Abstract:
Interpersonal relationships are enacted during interaction where they are created,
maintained, or transformed through language use. Whereas it has been argued in
linguistic pragmatic studies that impoliteness is used to exercise power, little has been
done to show how power relations are contextually challenged and readjusted between
interactants by means of their impolite talk. This study, situated in sociopragmatics
within linguistic pragmatics, sought to fill the gap by analyzing how participants in
Kirundi fictional conversations used impolite metapragmatic comments (MPCs) to
exercise power, readjust and redefine power relations between them. The objectives of
the study were to examine lexically encoded impolite MPCs and their implicated
meanings of power relations, to analyze impolite MPCs involving grammatical
manipulations and the meanings of power relations they convey, and to examine
impolite MPCs with rhetorical strategies and their use to express power relations. The
philosophical stance of this study was social constructivism, considering meanings as
socially constructed between human beings. The research was qualitative in nature. It
is an inquiry into verbal strategies and interpersonal meanings in impolite
metacommunication. The study looked into the meanings of power relations negotiated
between Kirundi fictional interactants through impolite MPCs. The Discourse Analysis
method was used in the study. The theory underpinning the study was Jonathan
Culpeper’s Sociocognitive Model for Understanding Impoliteness. Using purposive
sampling, the researcher collected 41 Kirundi fictional texts in which impolite MPCs
were used, comprising 30 excerpts of audio-recorded conversations from Ninde plays,
10 excerpts of written conversations from ‘written plays’ and 1 excerpt of a written
conversation from the category ‘other written texts’, the number of which was
determined by the criterion of thematic saturation during the iterative process of data
collection, analysis, and interpretation. The findings of the study indicated that
impoliteness in interaction is closely associated with the exercise of power, in
agreement with previous studies. Besides, it was found that speakers used different
linguistic and rhetorical strategies in impolite MPCs to evaluate speech as inappropriate
and to exercise power, often in the sense of readjusting power relations. Lexically,
speakers manipulated an array of verbs to express different negative evaluations of their
co-communicators’ speech behavior. Morphological strategies included the use of
augmentative and diminutive affixes, coinage, and compounding. Syntactic choices
were also made like the manipulation of modality, lexical and clausal substitution, and
elliptical and evidential constructions. Finally, speakers used the rhetorical devices of
repetition, parallelism, irony, metaphor, simile, hyperbole, metonymy, as well as
wordplay expressed as phonetic play, sounds in onomatopoeic form and homonymy.
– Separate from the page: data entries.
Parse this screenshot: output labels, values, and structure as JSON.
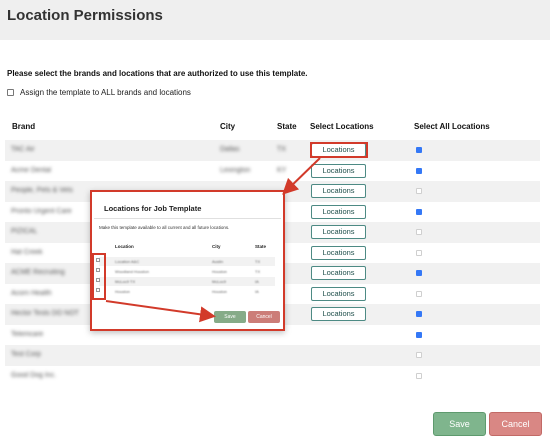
{
  "page_title": "Location Permissions",
  "instruction": "Please select the brands and locations that are authorized to use this template.",
  "assign_all_label": "Assign the template to ALL brands and locations",
  "headers": {
    "brand": "Brand",
    "city": "City",
    "state": "State",
    "select_locations": "Select Locations",
    "select_all_locations": "Select All Locations"
  },
  "rows": [
    {
      "brand": "TAC Air",
      "city": "Dallas",
      "state": "TX",
      "button": "Locations",
      "selected": true
    },
    {
      "brand": "Acme Dental",
      "city": "Lexington",
      "state": "KY",
      "button": "Locations",
      "selected": true
    },
    {
      "brand": "People, Pets & Vets",
      "city": "",
      "state": "",
      "button": "Locations",
      "selected": false
    },
    {
      "brand": "Pronto Urgent Care",
      "city": "",
      "state": "",
      "button": "Locations",
      "selected": true
    },
    {
      "brand": "PIZICAL",
      "city": "",
      "state": "",
      "button": "Locations",
      "selected": false
    },
    {
      "brand": "Hat Creek",
      "city": "",
      "state": "",
      "button": "Locations",
      "selected": false
    },
    {
      "brand": "ACME Recruiting",
      "city": "",
      "state": "",
      "button": "Locations",
      "selected": true
    },
    {
      "brand": "Acorn Health",
      "city": "",
      "state": "",
      "button": "Locations",
      "selected": false
    },
    {
      "brand": "Hector Tests DO NOT",
      "city": "",
      "state": "",
      "button": "Locations",
      "selected": true
    },
    {
      "brand": "Telemcare",
      "city": "",
      "state": "",
      "button": "",
      "selected": true
    },
    {
      "brand": "Test Corp",
      "city": "",
      "state": "",
      "button": "",
      "selected": false
    },
    {
      "brand": "Good Dog Inc.",
      "city": "",
      "state": "",
      "button": "",
      "selected": false
    }
  ],
  "modal": {
    "title": "Locations for Job Template",
    "description": "Make this template available to all current and all future locations.",
    "headers": {
      "location": "Location",
      "city": "City",
      "state": "State"
    },
    "rows": [
      {
        "location": "Location A&C",
        "city": "Austin",
        "state": "TX"
      },
      {
        "location": "Woodland Houston",
        "city": "Houston",
        "state": "TX"
      },
      {
        "location": "McLoc9 TX",
        "city": "McLoc9",
        "state": "IA"
      },
      {
        "location": "Houston",
        "city": "Houston",
        "state": "IA"
      }
    ],
    "save_label": "Save",
    "cancel_label": "Cancel"
  },
  "footer": {
    "save_label": "Save",
    "cancel_label": "Cancel"
  },
  "colors": {
    "accent_teal": "#4d8a84",
    "annotation_red": "#d23a2a",
    "save_green": "#7fb58d",
    "cancel_red": "#d98784",
    "checkbox_blue": "#3478f6"
  }
}
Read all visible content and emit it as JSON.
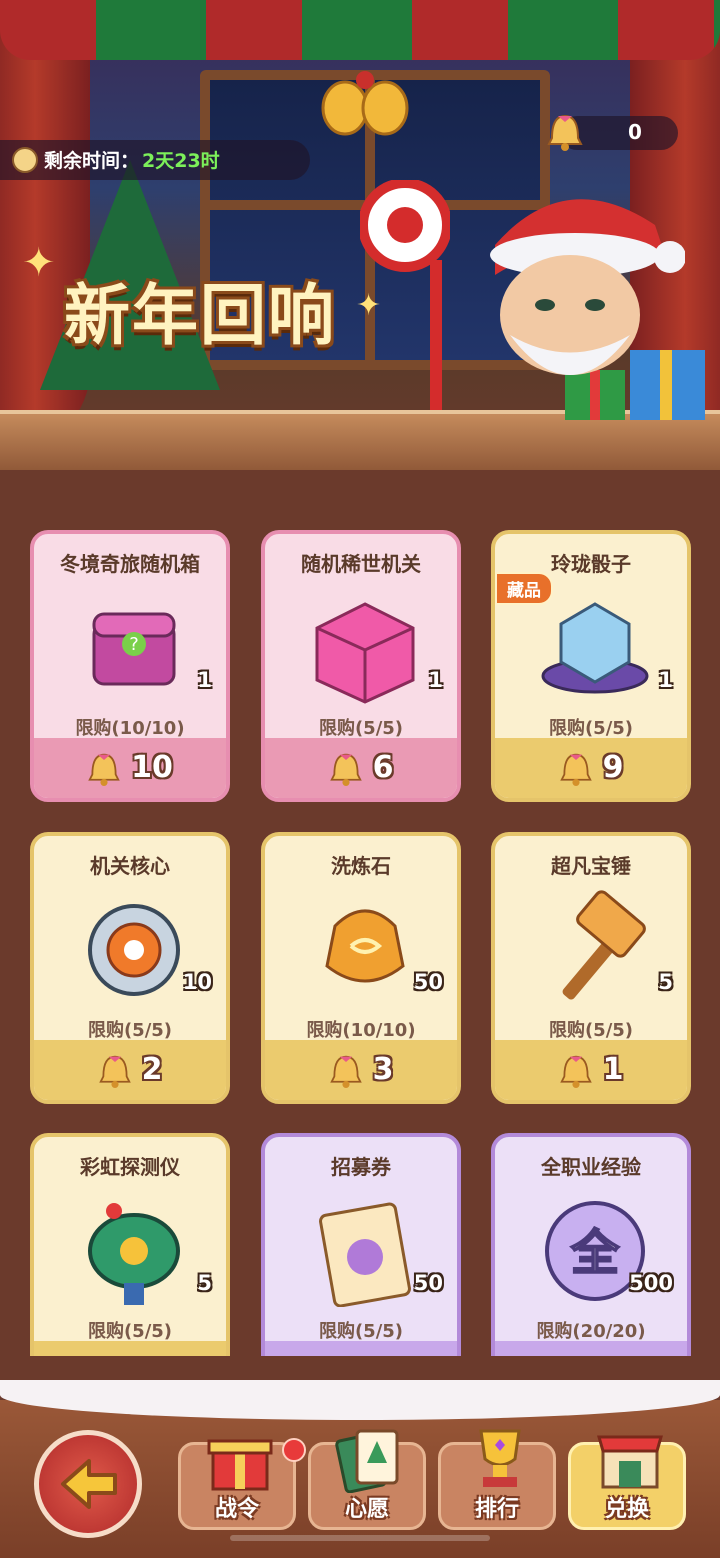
{
  "event": {
    "title": "新年回响",
    "timer_label": "剩余时间：",
    "timer_value": "2天23时",
    "currency_value": "0"
  },
  "shop": {
    "items": [
      {
        "name": "冬境奇旅随机箱",
        "qty": "1",
        "limit": "限购(10/10)",
        "price": "10",
        "style": "pink",
        "badge": ""
      },
      {
        "name": "随机稀世机关",
        "qty": "1",
        "limit": "限购(5/5)",
        "price": "6",
        "style": "pink",
        "badge": ""
      },
      {
        "name": "玲珑骰子",
        "qty": "1",
        "limit": "限购(5/5)",
        "price": "9",
        "style": "yellow",
        "badge": "藏品"
      },
      {
        "name": "机关核心",
        "qty": "10",
        "limit": "限购(5/5)",
        "price": "2",
        "style": "yellow",
        "badge": ""
      },
      {
        "name": "洗炼石",
        "qty": "50",
        "limit": "限购(10/10)",
        "price": "3",
        "style": "yellow",
        "badge": ""
      },
      {
        "name": "超凡宝锤",
        "qty": "5",
        "limit": "限购(5/5)",
        "price": "1",
        "style": "yellow",
        "badge": ""
      },
      {
        "name": "彩虹探测仪",
        "qty": "5",
        "limit": "限购(5/5)",
        "price": "",
        "style": "yellow",
        "badge": ""
      },
      {
        "name": "招募券",
        "qty": "50",
        "limit": "限购(5/5)",
        "price": "",
        "style": "purple",
        "badge": ""
      },
      {
        "name": "全职业经验",
        "qty": "500",
        "limit": "限购(20/20)",
        "price": "",
        "style": "purple",
        "badge": ""
      }
    ]
  },
  "nav": {
    "tabs": [
      {
        "label": "战令",
        "icon": "gift-box-icon"
      },
      {
        "label": "心愿",
        "icon": "wish-card-icon"
      },
      {
        "label": "排行",
        "icon": "trophy-icon"
      },
      {
        "label": "兑换",
        "icon": "shop-icon"
      }
    ],
    "active": "兑换"
  },
  "colors": {
    "pink_card": "#f9dce6",
    "yellow_card": "#fbf0cf",
    "purple_card": "#ece0f7",
    "timer_green": "#7cf05a"
  }
}
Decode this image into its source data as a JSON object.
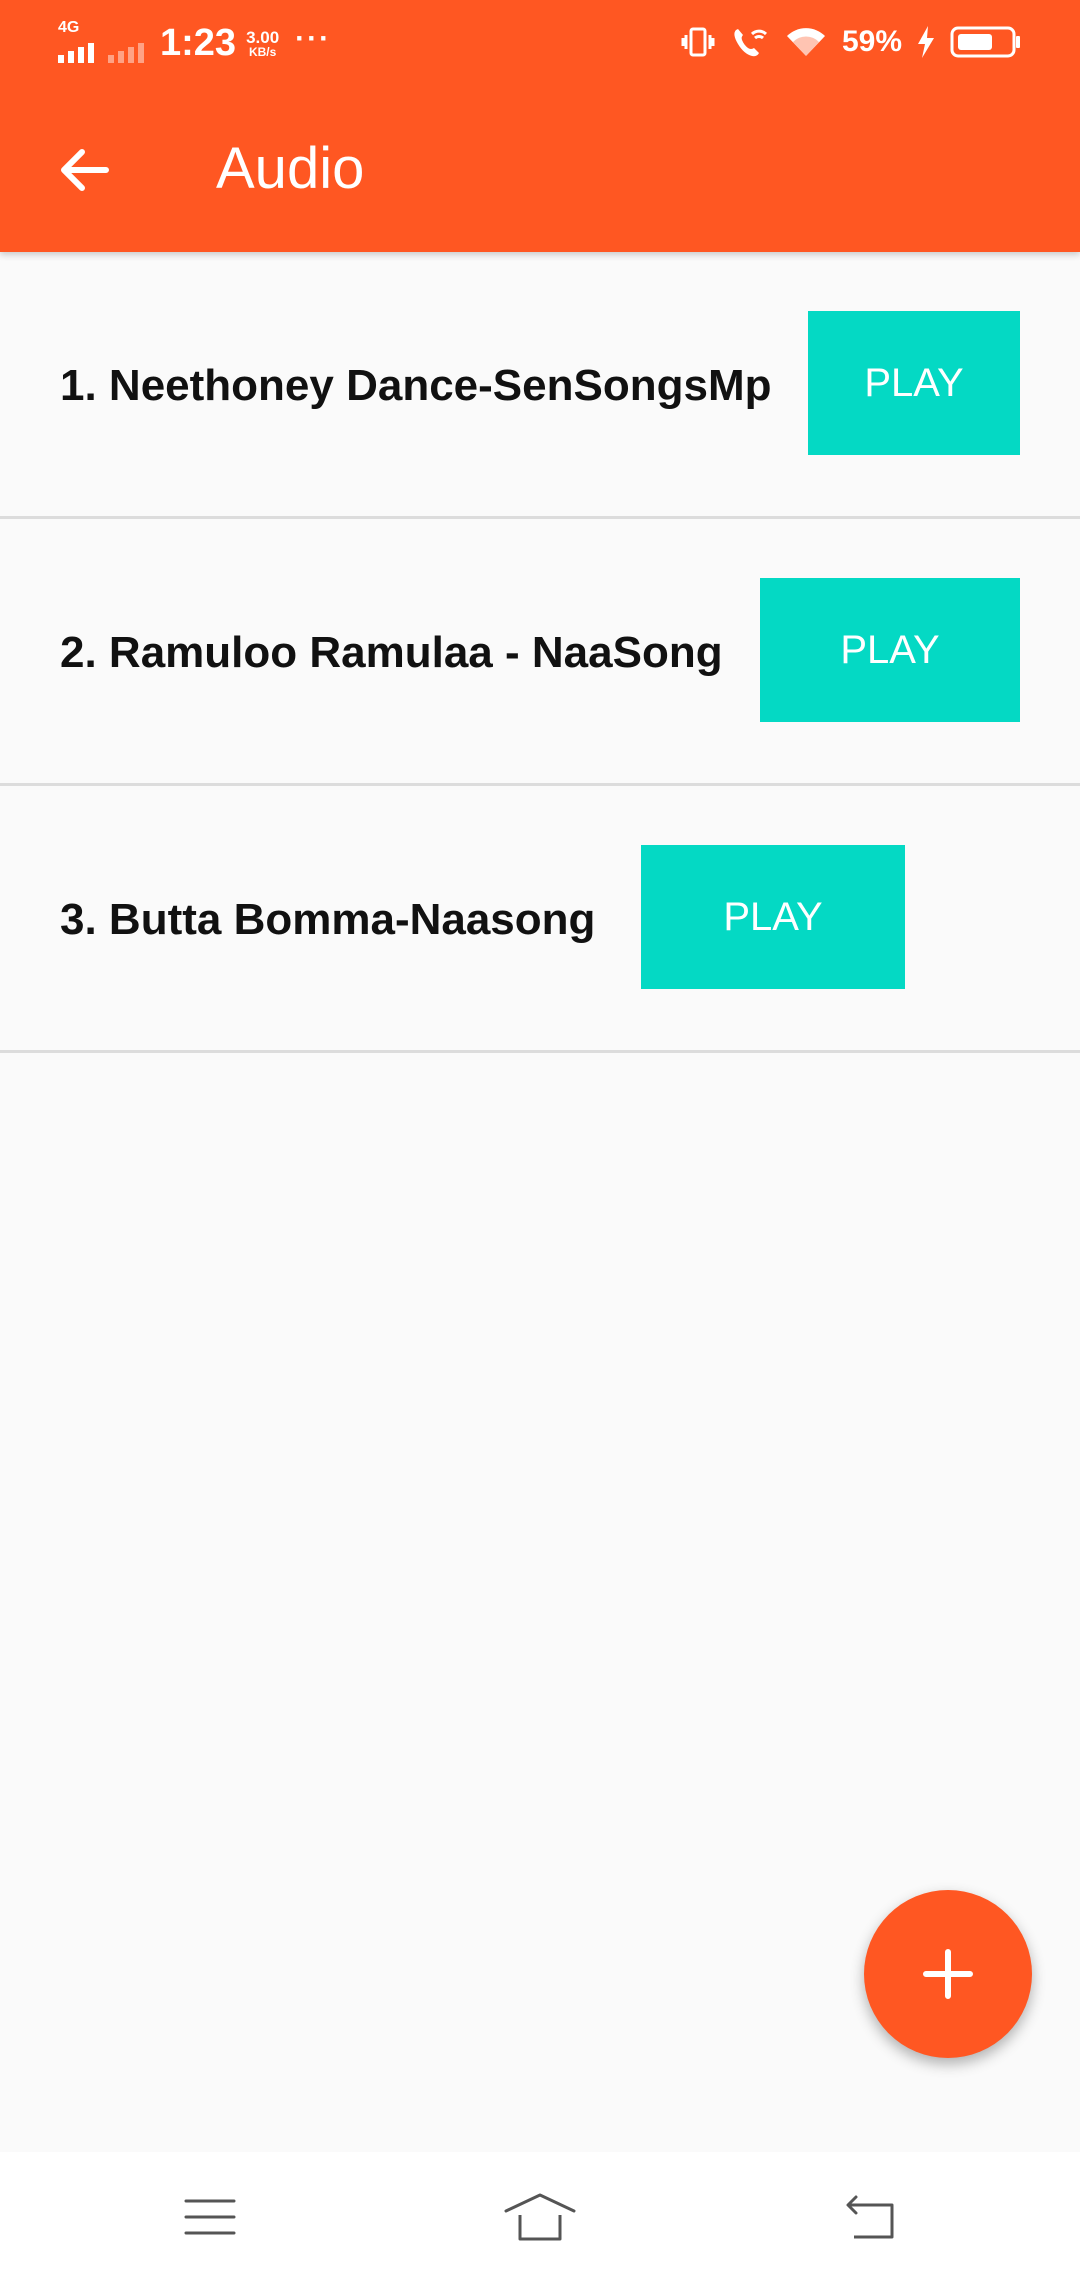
{
  "status_bar": {
    "network_type": "4G",
    "time": "1:23",
    "speed_value": "3.00",
    "speed_unit": "KB/s",
    "more": "···",
    "battery_percent": "59%",
    "icons": [
      "signal-icon",
      "vibrate-icon",
      "wifi-calling-icon",
      "wifi-icon",
      "charging-icon",
      "battery-icon"
    ]
  },
  "toolbar": {
    "title": "Audio",
    "back_icon": "arrow-left-icon"
  },
  "tracks": [
    {
      "title": "1. Neethoney Dance-SenSongsMp",
      "button": "PLAY"
    },
    {
      "title": "2. Ramuloo Ramulaa - NaaSong",
      "button": "PLAY"
    },
    {
      "title": "3. Butta Bomma-Naasong",
      "button": "PLAY"
    }
  ],
  "fab": {
    "icon": "plus-icon"
  },
  "nav_bar": {
    "icons": [
      "menu-icon",
      "home-icon",
      "back-icon"
    ]
  },
  "colors": {
    "primary": "#ff5722",
    "accent": "#04d9c4",
    "background": "#fafafa",
    "divider": "#dcdcdc"
  }
}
The findings showed that intensification or more markedness of impoliteness in MPCs
implied their use to achieve readjustment or redefinition of power relations. The study
filled the gap concerning how interactants challenge power relations via linguistic
means and in context. It concluded that impoliteness is strongly associated with exercise
of power and that contextually relevant linguistic and/or rhetorical strategies contribute
to either reinforcing or challenging power relations.